Entropic brain
Explanation
Robin Carhart-Harris, a British neuroscientist who leads research on psychedelics at Imperial College London, proposed in 2014 the entropic brain hypothesis. His thesis: the richness of consciousness correlates with the entropy (disorder, complexity) of brain activity, and profound altered states correspond to significant increases of this entropy with respect to normal waking.
The motivation comes from studies with psychedelics (psilocybin, LSD, DMT) that show a surprising pattern. Subjectively, these states produce very rich, novel experiences, with the dissolution of habitual self and reality structures. Neurally, the brain shows greater entropy: more variability, lower predictability, more fluid communication between regions that normally do not communicate.
Carhart-Harris proposes a classification of conscious states according to their entropy. Low-entropy states (deep sleep, anaesthesia, coma) have little consciousness. Normal waking states have intermediate entropy: enough to be conscious, but structured by habitual categories (self/world, subject/object). High-entropy states (psychedelics, certain meditations, mystical experiences) have richer but less structured consciousness.

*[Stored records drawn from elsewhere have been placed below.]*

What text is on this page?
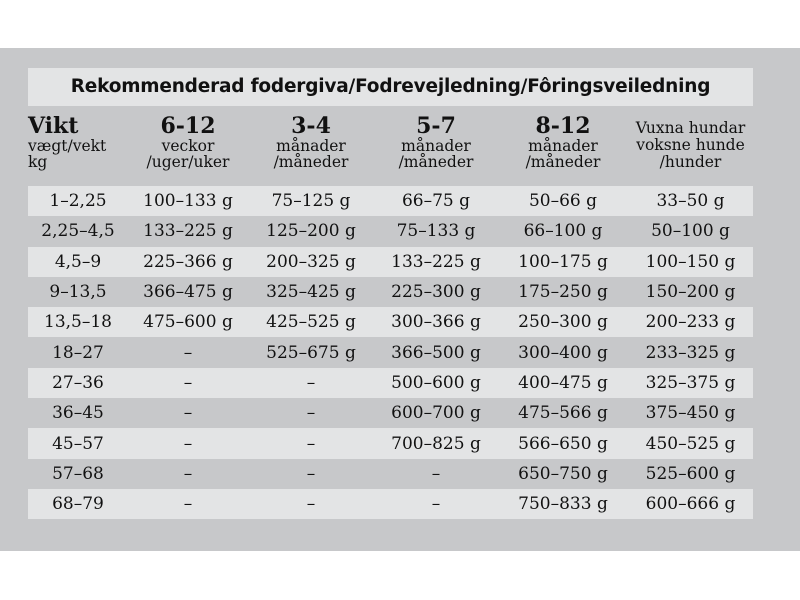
Rekommenderad fodergiva/Fodrevejledning/Fôringsveiledning
Vikt
vægt/vekt
kg
6-12
veckor
/uger/uker
3-4
månader
/måneder
5-7
månader
/måneder
8-12
månader
/måneder
Vuxna hundar
voksne hunde
/hunder
1–2,25	100–133 g	75–125 g	66–75 g	50–66 g	33–50 g
2,25–4,5	133–225 g	125–200 g	75–133 g	66–100 g	50–100 g
4,5–9	225–366 g	200–325 g	133–225 g	100–175 g	100–150 g
9–13,5	366–475 g	325–425 g	225–300 g	175–250 g	150–200 g
13,5–18	475–600 g	425–525 g	300–366 g	250–300 g	200–233 g
18–27	–	525–675 g	366–500 g	300–400 g	233–325 g
27–36	–	–	500–600 g	400–475 g	325–375 g
36–45	–	–	600–700 g	475–566 g	375–450 g
45–57	–	–	700–825 g	566–650 g	450–525 g
57–68	–	–	–	650–750 g	525–600 g
68–79	–	–	–	750–833 g	600–666 g
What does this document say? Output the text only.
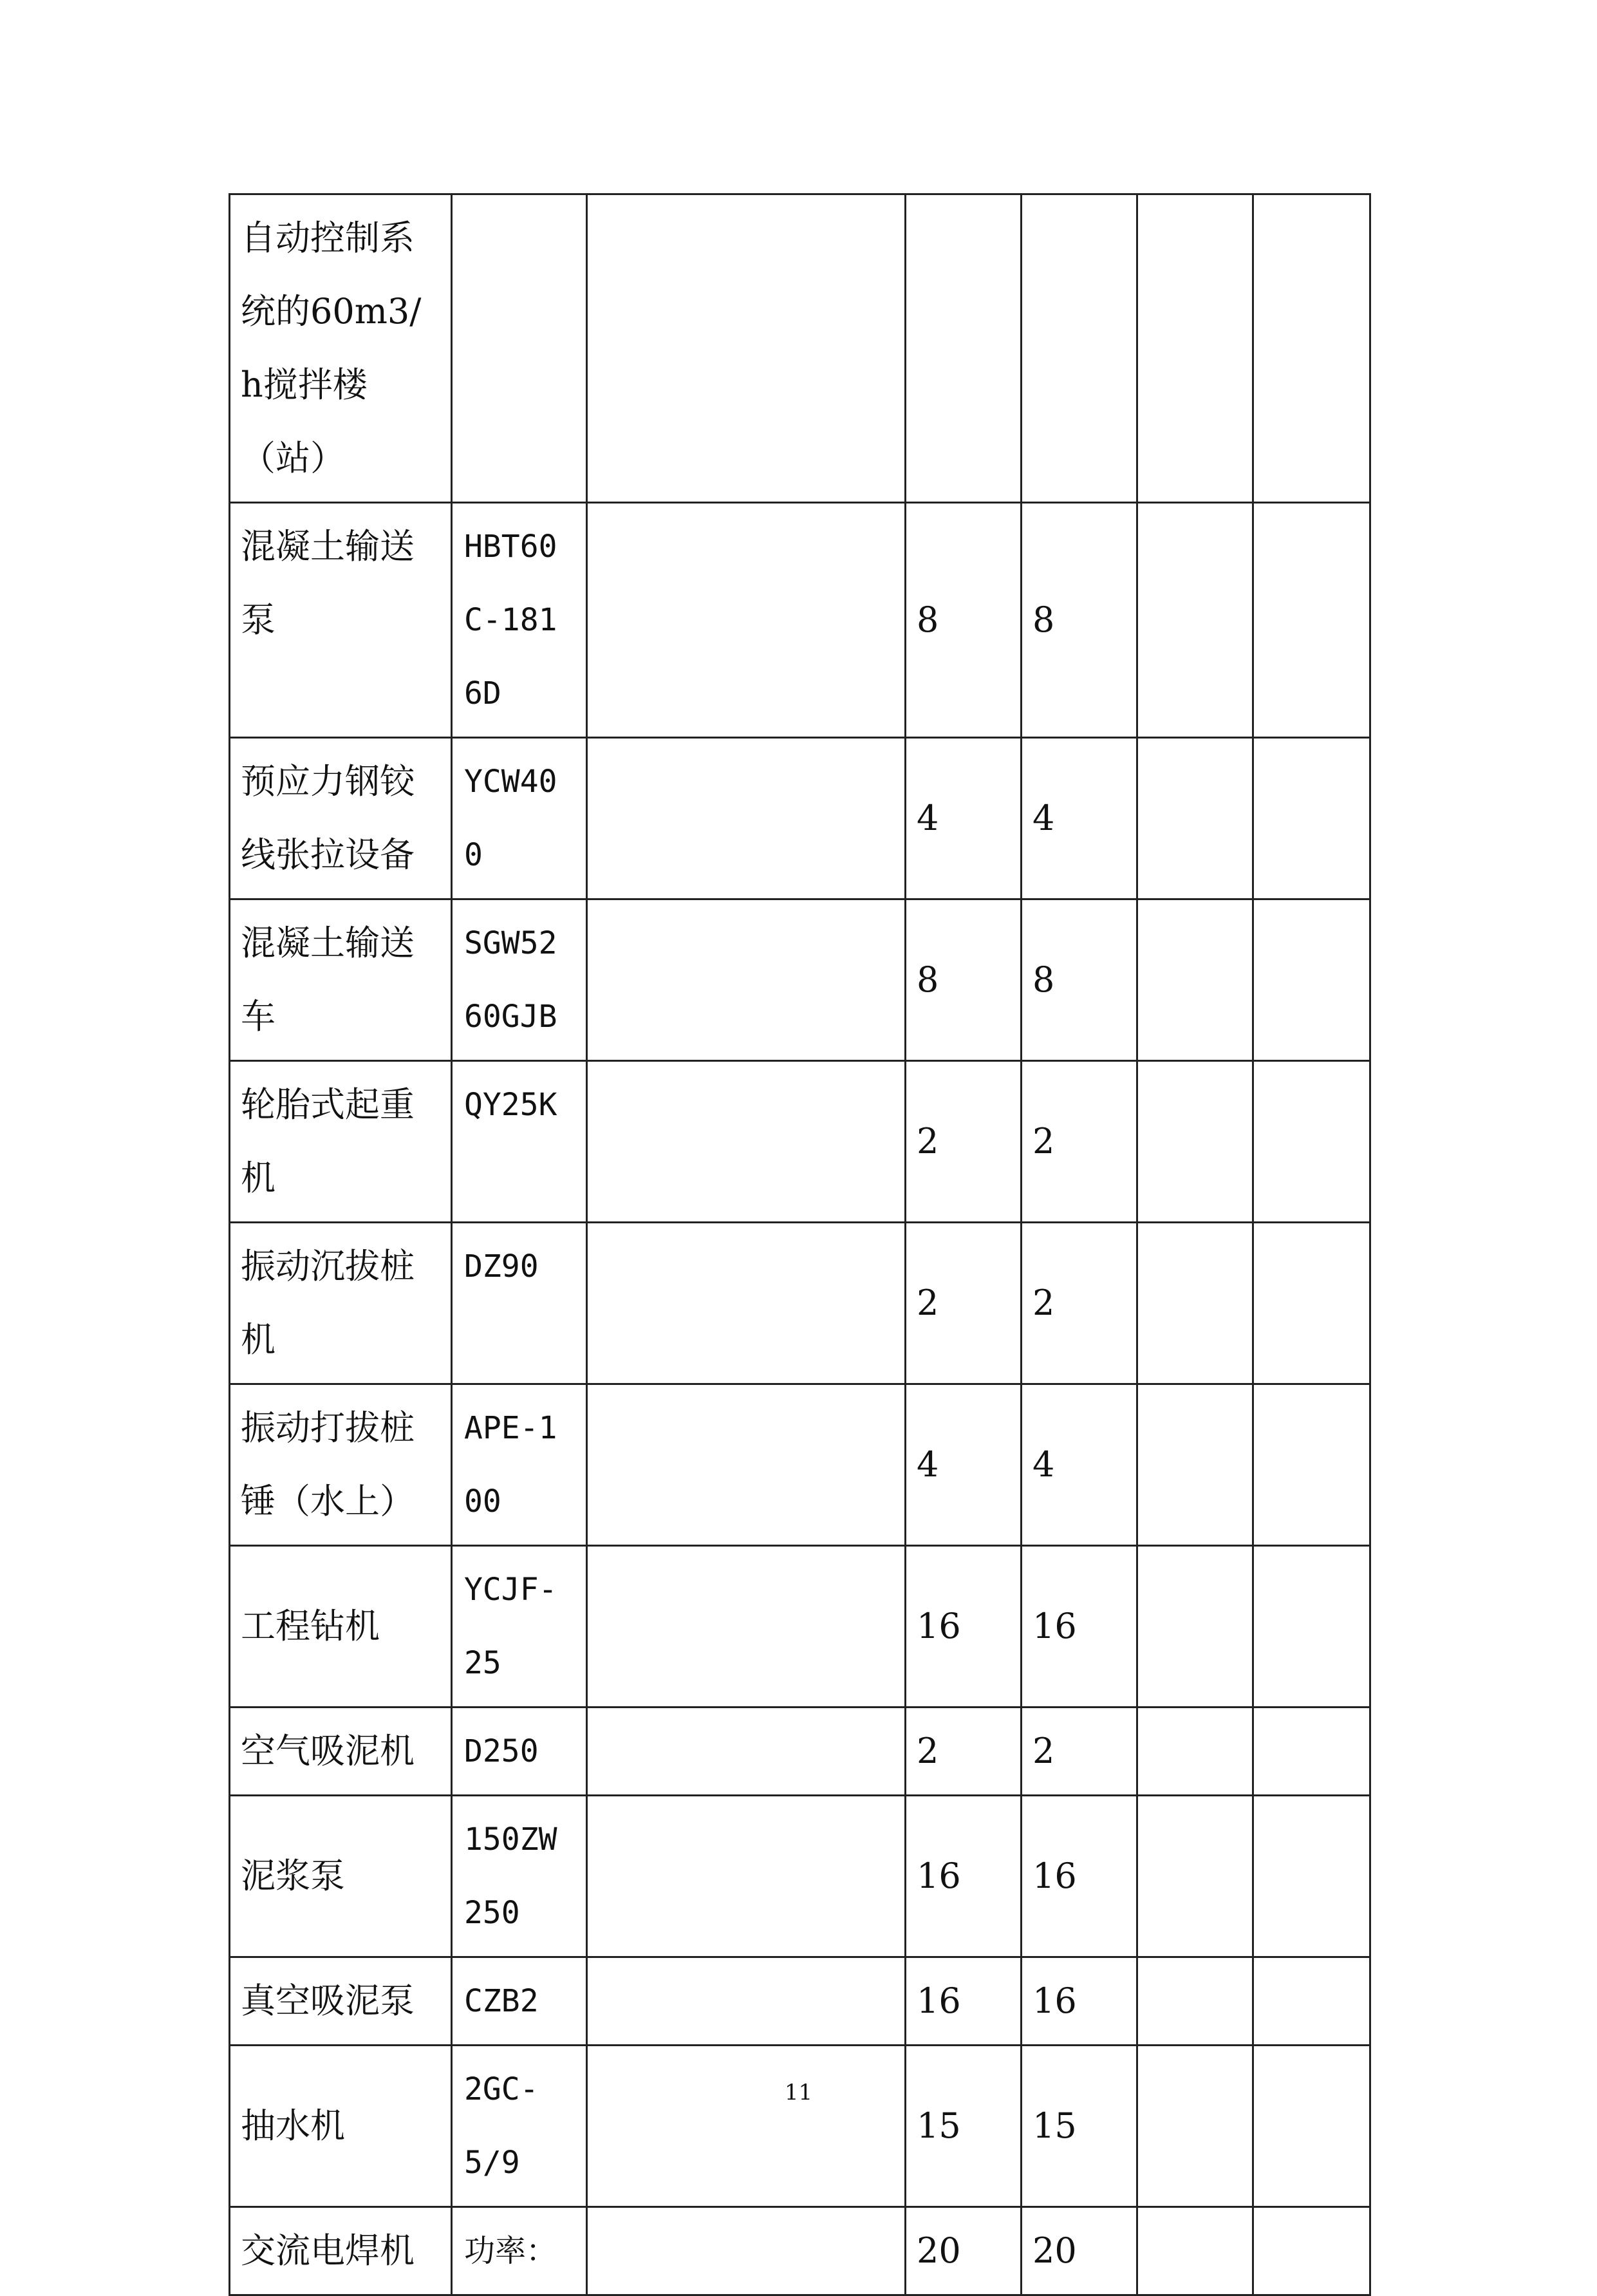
自动控制系统的60m3/h搅拌楼（站）						
混凝土输送泵	HBT60C-1816D		8	8		
预应力钢铰线张拉设备	YCW400		4	4		
混凝土输送车	SGW5260GJB		8	8		
轮胎式起重机	QY25K		2	2		
振动沉拔桩机	DZ90		2	2		
振动打拔桩锤（水上）	APE-100		4	4		
工程钻机	YCJF-25		16	16		
空气吸泥机	D250		2	2		
泥浆泵	150ZW250		16	16		
真空吸泥泵	CZB2		16	16		
抽水机	2GC-5/9		15	15		
交流电焊机	功率：		20	20		
11
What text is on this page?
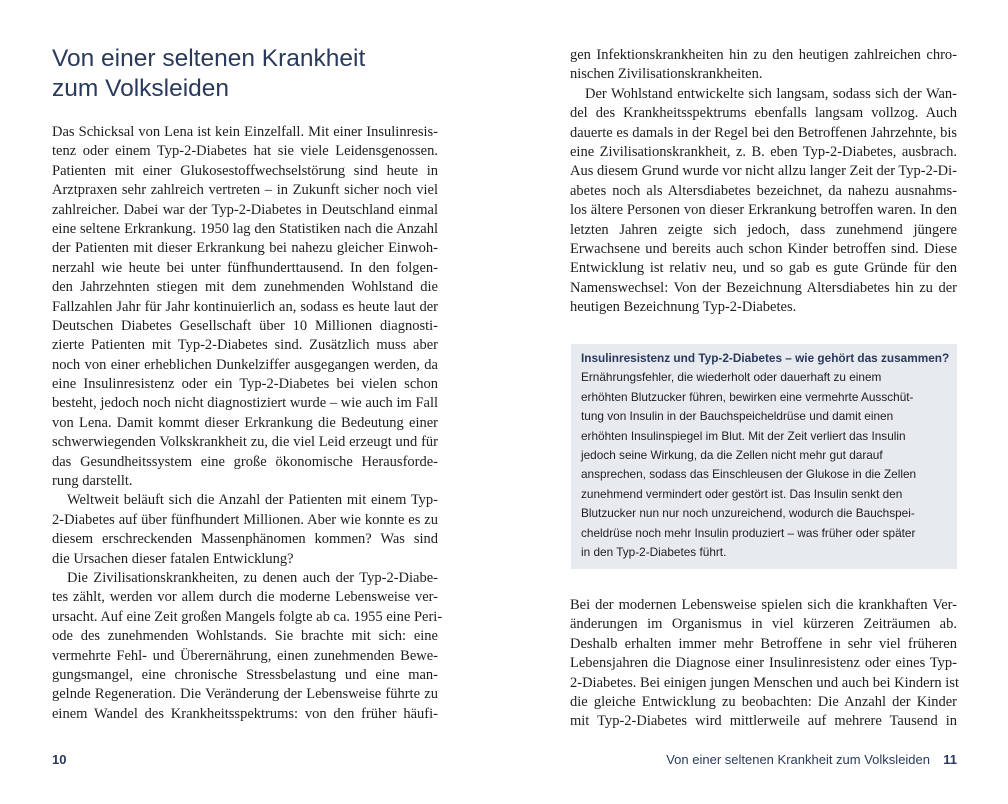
Von einer seltenen Krankheit
zum Volksleiden
Das Schicksal von Lena ist kein Einzelfall. Mit einer Insulinresis-
tenz oder einem Typ-2-Diabetes hat sie viele Leidensgenossen.
Patienten mit einer Glukosestoffwechselstörung sind heute in
Arztpraxen sehr zahlreich vertreten – in Zukunft sicher noch viel
zahlreicher. Dabei war der Typ-2-Diabetes in Deutschland einmal
eine seltene Erkrankung. 1950 lag den Statistiken nach die Anzahl
der Patienten mit dieser Erkrankung bei nahezu gleicher Einwoh-
nerzahl wie heute bei unter fünfhunderttausend. In den folgen-
den Jahrzehnten stiegen mit dem zunehmenden Wohlstand die
Fallzahlen Jahr für Jahr kontinuierlich an, sodass es heute laut der
Deutschen Diabetes Gesellschaft über 10 Millionen diagnosti-
zierte Patienten mit Typ-2-Diabetes sind. Zusätzlich muss aber
noch von einer erheblichen Dunkelziffer ausgegangen werden, da
eine Insulinresistenz oder ein Typ-2-Diabetes bei vielen schon
besteht, jedoch noch nicht diagnostiziert wurde – wie auch im Fall
von Lena. Damit kommt dieser Erkrankung die Bedeutung einer
schwerwiegenden Volkskrankheit zu, die viel Leid erzeugt und für
das Gesundheitssystem eine große ökonomische Herausforde-
rung darstellt.
Weltweit beläuft sich die Anzahl der Patienten mit einem Typ-
2-Diabetes auf über fünfhundert Millionen. Aber wie konnte es zu
diesem erschreckenden Massenphänomen kommen? Was sind
die Ursachen dieser fatalen Entwicklung?
Die Zivilisationskrankheiten, zu denen auch der Typ-2-Diabe-
tes zählt, werden vor allem durch die moderne Lebensweise ver-
ursacht. Auf eine Zeit großen Mangels folgte ab ca. 1955 eine Peri-
ode des zunehmenden Wohlstands. Sie brachte mit sich: eine
vermehrte Fehl- und Überernährung, einen zunehmenden Bewe-
gungsmangel, eine chronische Stressbelastung und eine man-
gelnde Regeneration. Die Veränderung der Lebensweise führte zu
einem Wandel des Krankheitsspektrums: von den früher häufi-
10
gen Infektionskrankheiten hin zu den heutigen zahlreichen chro-
nischen Zivilisationskrankheiten.
Der Wohlstand entwickelte sich langsam, sodass sich der Wan-
del des Krankheitsspektrums ebenfalls langsam vollzog. Auch
dauerte es damals in der Regel bei den Betroffenen Jahrzehnte, bis
eine Zivilisationskrankheit, z. B. eben Typ-2-Diabetes, ausbrach.
Aus diesem Grund wurde vor nicht allzu langer Zeit der Typ-2-Di-
abetes noch als Altersdiabetes bezeichnet, da nahezu ausnahms-
los ältere Personen von dieser Erkrankung betroffen waren. In den
letzten Jahren zeigte sich jedoch, dass zunehmend jüngere
Erwachsene und bereits auch schon Kinder betroffen sind. Diese
Entwicklung ist relativ neu, und so gab es gute Gründe für den
Namenswechsel: Von der Bezeichnung Altersdiabetes hin zu der
heutigen Bezeichnung Typ-2-Diabetes.
Insulinresistenz und Typ-2-Diabetes – wie gehört das zusammen?
Ernährungsfehler, die wiederholt oder dauerhaft zu einem
erhöhten Blutzucker führen, bewirken eine vermehrte Ausschüt-
tung von Insulin in der Bauchspeicheldrüse und damit einen
erhöhten Insulinspiegel im Blut. Mit der Zeit verliert das Insulin
jedoch seine Wirkung, da die Zellen nicht mehr gut darauf
ansprechen, sodass das Einschleusen der Glukose in die Zellen
zunehmend vermindert oder gestört ist. Das Insulin senkt den
Blutzucker nun nur noch unzureichend, wodurch die Bauchspei-
cheldrüse noch mehr Insulin produziert – was früher oder später
in den Typ-2-Diabetes führt.
Bei der modernen Lebensweise spielen sich die krankhaften Ver-
änderungen im Organismus in viel kürzeren Zeiträumen ab.
Deshalb erhalten immer mehr Betroffene in sehr viel früheren
Lebensjahren die Diagnose einer Insulinresistenz oder eines Typ-
2-Diabetes. Bei einigen jungen Menschen und auch bei Kindern ist
die gleiche Entwicklung zu beobachten: Die Anzahl der Kinder
mit Typ-2-Diabetes wird mittlerweile auf mehrere Tausend in
Von einer seltenen Krankheit zum Volksleiden 11
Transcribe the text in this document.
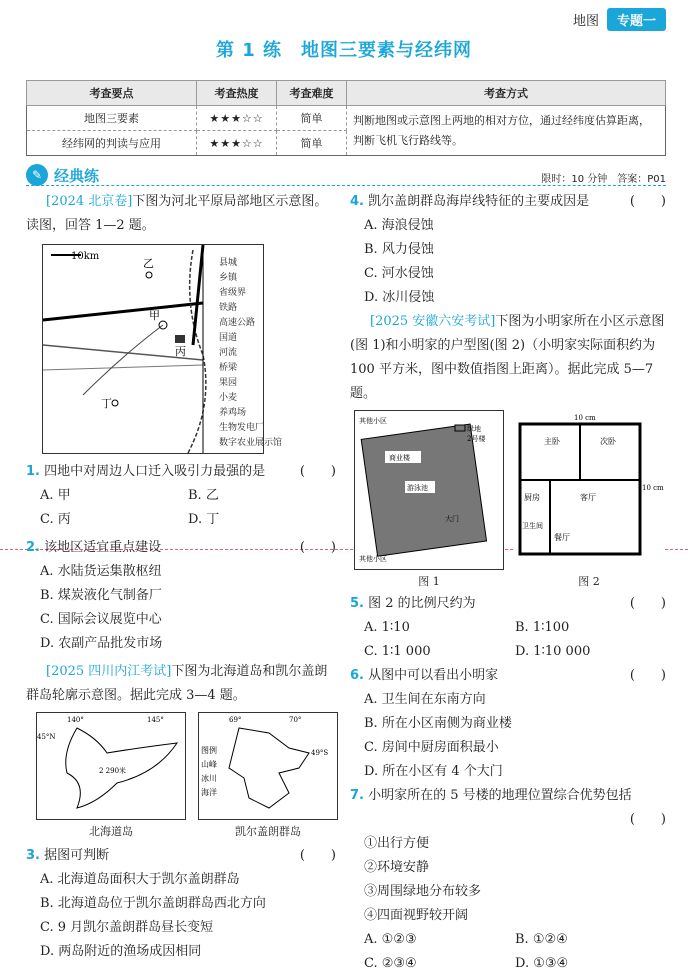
地图	专题一
第 1 练　地图三要素与经纬网
考查要点	考查热度	考查难度	考查方式
地图三要素	★★★☆☆	简单	判断地图或示意图上两地的相对方位，通过经纬度估算距离，判断飞机飞行路线等。
经纬网的判读与应用	★★★☆☆	简单	
✎ 经典练	限时：10 分钟　 答案：P01
[2024 北京卷]下图为河北平原局部地区示意图。读图，回答 1—2 题。
10km
甲
乙
丙
丁
县城
乡镇
省级界
铁路
高速公路
国道
河流
桥梁
果园
小麦
养鸡场
生物发电厂
数字农业展示馆
1. 四地中对周边人口迁入吸引力最强的是	(　　)
A. 甲	B. 乙
C. 丙	D. 丁
2. 该地区适宜重点建设	(　　)
A. 水陆货运集散枢纽
B. 煤炭液化气制备厂
C. 国际会议展览中心
D. 农副产品批发市场
[2025 四川内江考试]下图为北海道岛和凯尔盖朗群岛轮廓示意图。据此完成 3—4 题。
140°	145°
45°N
2 290米
北海道岛
69°	70°
49°S
图例
山峰
冰川
海洋
凯尔盖朗群岛
3. 据图可判断	(　　)
A. 北海道岛面积大于凯尔盖朗群岛
B. 北海道岛位于凯尔盖朗群岛西北方向
C. 9 月凯尔盖朗群岛昼长变短
D. 两岛附近的渔场成因相同
4. 凯尔盖朗群岛海岸线特征的主要成因是	(　　)
A. 海浪侵蚀
B. 风力侵蚀
C. 河水侵蚀
D. 冰川侵蚀
[2025 安徽六安考试]下图为小明家所在小区示意图(图 1)和小明家的户型图(图 2)（小明家实际面积约为 100 平方米，图中数值指图上距离）。据此完成 5—7 题。
其他小区
商业楼
游泳池
绿地
2号楼
大门
其他小区
图 1
10 cm
主卧	次卧
厨房	客厅
卫生间
餐厅
10 cm
图 2
5. 图 2 的比例尺约为	(　　)
A. 1∶10	B. 1∶100
C. 1∶1 000	D. 1∶10 000
6. 从图中可以看出小明家	(　　)
A. 卫生间在东南方向
B. 所在小区南侧为商业楼
C. 房间中厨房面积最小
D. 所在小区有 4 个大门
7. 小明家所在的 5 号楼的地理位置综合优势包括
(　　)
①出行方便
②环境安静
③周围绿地分布较多
④四面视野较开阔
A. ①②③	B. ①②④
C. ②③④	D. ①③④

This hypothesis connects with Friston's theory on free energy minimization, but in reverse: instead of minimizing surprise, psychedelics "relax priors", allowing sensory information to be processed in non-habitual modes. The brain temporarily abandons its rigid categories and explores a wider space of functional configurations.
Therapeutic implications are notable. In depression and rigid disorders, patients are "trapped" in low-entropy negative cognitive patterns. Psychedelics, by temporarily increasing entropy, allow these patterns to be reorganized, opening therapeutic possibilities that conventional therapies struggle to reach. Recent studies show promising results with psilocybin for treatment-resistant depression.
The entropic brain hypothesis is part of a renaissance of psychedelics research in neuroscience and psychiatry. It connects neuroscience, phenomenology, therapy and philosophy of mind. And it raises deep questions: what does it mean that anomalous states could be "more conscious" in some sense than normal waking? How do we evaluate experiential richness?
Strengths
- Quantifiable framework for levels of consciousness.
- Integrates pharmacology, neuroimaging and phenomenology.
- Basis for therapeutic research with psychedelics.
- Concept of entropy transferable between theories.
Main critiques
- Operational definition of entropy disputed.
- Entropy-phenomenology relation not always clear.
- Theoretical generalizations sometimes excessive.
- Empirical evidence in expansion, not consolidated.